Saab, you may have heard, is a company in crisis. Only today, Reuters reports that its cash crunch is not solved, as millions are still owed to suppliers, and Saab is making last-ditch efforts to resolve the situation with the Swedish government.
The gas-powered 9-4X crossover (above) is on track (as of last week) to hit dealerships in May, but the planned diesel version is nowhere to be seen. “Cost-prohibitive,” they say. Production is shut down on the 9-5 sedan until suppliers’ bills can be paid—or an agreement with them reached.
The only real angel in the wings has been Russian investor Vladimir Antonov.
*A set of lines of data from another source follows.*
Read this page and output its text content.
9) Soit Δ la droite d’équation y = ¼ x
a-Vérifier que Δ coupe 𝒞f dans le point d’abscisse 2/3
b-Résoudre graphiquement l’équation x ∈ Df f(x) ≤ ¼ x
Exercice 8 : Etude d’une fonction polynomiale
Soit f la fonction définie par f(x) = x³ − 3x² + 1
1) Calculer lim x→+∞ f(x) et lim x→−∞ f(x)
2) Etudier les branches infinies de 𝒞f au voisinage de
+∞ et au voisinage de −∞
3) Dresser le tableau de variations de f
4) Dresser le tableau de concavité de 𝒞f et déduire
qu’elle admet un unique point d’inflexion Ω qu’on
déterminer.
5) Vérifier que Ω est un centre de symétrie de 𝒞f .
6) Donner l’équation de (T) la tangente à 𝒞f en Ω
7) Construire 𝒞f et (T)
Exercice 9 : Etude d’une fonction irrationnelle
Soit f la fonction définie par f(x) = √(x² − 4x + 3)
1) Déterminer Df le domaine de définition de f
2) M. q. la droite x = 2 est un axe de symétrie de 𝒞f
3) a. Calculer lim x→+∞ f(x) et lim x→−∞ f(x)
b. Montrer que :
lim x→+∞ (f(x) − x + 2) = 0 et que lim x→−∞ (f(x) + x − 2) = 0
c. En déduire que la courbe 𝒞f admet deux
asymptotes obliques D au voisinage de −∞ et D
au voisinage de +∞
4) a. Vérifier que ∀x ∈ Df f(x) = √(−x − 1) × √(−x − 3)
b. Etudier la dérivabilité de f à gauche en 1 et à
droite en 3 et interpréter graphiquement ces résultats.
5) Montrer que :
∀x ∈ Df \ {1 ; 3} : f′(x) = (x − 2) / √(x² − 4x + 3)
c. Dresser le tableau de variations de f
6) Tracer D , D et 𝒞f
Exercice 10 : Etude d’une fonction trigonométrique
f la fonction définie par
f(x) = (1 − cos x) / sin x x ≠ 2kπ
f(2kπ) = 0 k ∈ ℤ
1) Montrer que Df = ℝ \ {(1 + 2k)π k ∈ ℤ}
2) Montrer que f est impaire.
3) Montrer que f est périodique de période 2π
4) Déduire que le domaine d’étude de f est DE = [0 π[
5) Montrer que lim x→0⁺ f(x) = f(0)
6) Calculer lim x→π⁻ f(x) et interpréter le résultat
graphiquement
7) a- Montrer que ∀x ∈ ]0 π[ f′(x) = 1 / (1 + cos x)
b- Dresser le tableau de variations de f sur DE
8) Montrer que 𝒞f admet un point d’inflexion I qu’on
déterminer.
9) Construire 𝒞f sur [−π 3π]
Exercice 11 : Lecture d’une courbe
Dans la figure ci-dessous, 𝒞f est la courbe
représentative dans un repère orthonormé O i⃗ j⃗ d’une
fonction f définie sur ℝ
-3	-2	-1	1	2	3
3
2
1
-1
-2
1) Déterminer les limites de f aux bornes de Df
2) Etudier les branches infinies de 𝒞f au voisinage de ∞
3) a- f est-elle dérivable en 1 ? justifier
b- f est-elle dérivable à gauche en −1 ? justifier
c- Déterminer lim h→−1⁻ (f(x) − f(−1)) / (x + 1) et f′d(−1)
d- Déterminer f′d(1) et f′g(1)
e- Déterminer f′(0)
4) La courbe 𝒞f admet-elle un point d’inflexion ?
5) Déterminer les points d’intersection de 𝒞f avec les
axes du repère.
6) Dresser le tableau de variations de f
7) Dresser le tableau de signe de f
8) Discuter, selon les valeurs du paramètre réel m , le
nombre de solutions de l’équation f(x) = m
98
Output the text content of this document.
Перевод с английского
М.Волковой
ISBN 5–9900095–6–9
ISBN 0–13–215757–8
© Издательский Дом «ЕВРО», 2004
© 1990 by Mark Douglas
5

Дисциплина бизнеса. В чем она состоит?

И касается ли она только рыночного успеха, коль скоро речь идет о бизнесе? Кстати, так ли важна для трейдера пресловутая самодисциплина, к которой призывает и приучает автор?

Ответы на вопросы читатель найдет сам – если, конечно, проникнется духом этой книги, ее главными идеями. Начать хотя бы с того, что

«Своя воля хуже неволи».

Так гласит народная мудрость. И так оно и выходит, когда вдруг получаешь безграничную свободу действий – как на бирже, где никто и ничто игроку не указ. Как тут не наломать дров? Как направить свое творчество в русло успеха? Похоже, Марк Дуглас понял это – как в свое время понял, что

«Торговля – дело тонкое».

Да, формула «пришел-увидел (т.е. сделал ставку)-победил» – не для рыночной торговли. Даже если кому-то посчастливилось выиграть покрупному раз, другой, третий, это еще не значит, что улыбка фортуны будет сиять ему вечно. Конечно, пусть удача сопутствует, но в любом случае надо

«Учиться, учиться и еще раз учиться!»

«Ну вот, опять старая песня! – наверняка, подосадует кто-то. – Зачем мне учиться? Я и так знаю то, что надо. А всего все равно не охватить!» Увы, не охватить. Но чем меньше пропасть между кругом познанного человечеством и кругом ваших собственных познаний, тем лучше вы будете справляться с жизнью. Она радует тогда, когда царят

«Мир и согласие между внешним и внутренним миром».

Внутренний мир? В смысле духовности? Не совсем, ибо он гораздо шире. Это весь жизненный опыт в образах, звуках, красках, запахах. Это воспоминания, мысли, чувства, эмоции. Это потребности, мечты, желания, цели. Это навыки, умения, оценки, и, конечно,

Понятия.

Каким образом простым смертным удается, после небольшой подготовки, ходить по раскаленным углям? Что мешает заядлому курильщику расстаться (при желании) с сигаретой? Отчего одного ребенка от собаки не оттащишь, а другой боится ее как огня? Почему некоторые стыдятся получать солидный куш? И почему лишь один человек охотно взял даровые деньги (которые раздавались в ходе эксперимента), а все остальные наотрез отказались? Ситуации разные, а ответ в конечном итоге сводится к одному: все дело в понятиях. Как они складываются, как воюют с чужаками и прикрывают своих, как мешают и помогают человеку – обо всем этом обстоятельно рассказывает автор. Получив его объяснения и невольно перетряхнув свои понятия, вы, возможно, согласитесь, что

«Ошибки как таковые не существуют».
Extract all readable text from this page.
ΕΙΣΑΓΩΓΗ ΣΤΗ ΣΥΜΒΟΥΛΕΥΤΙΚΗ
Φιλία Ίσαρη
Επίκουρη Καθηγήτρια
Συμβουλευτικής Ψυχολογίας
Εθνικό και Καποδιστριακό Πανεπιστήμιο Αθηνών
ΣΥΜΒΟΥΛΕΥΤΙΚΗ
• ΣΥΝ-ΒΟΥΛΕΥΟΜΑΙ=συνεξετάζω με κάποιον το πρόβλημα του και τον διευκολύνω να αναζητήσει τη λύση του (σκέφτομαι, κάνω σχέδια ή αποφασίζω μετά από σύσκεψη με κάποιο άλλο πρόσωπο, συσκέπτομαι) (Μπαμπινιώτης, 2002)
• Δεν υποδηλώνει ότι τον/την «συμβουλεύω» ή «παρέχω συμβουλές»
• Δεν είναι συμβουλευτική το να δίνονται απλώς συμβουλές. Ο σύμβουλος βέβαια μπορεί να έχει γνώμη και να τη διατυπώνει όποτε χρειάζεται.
The former chairman of Spyker was waiting to invest some $21 million in return for a near-30-percent share. It would be a lease-back arrangement whereby Saab property, including parts of the factory in Trollhattan, would be sold to Antonov, then leased to the company.
But as Edward Niedermeyer points out, that “simply hollows out the firm even further.” With declining sales and the Swedish government dragging its feet on approving financing, the future looks precarious.
One wonders why they have put so much faith in rehashed cars like the 9-5 (right) when greener and more interesting vehicles like a diesel 9-4X could possibly save the game for them. The car was co-developed with Cadillac’s SRX, has lots of power (a 265-hp V6 is standard; a 300-hp turbo comes in the Aero version), and it looks good. Cost for the base car is to be $34,205. The Aero will set you back $48,835. How could the diesel cost more than that?
Bloomberg tells us:
Saab, which introduced the new 9-5 sedan last year and in the coming months plans to roll out the 9-4X crossover and 9-5 wagon, aims to sell 120,000 cars and become profitable by 2012. Its best year was in 2006, when it sold 133,000 autos.
There could be investors other than Antonov waiting in the wings, but isn’t it finally time for the Swedish government to get off the dime and approve his deal?
A lot of people still think there is investment value in Saab. Do you agree?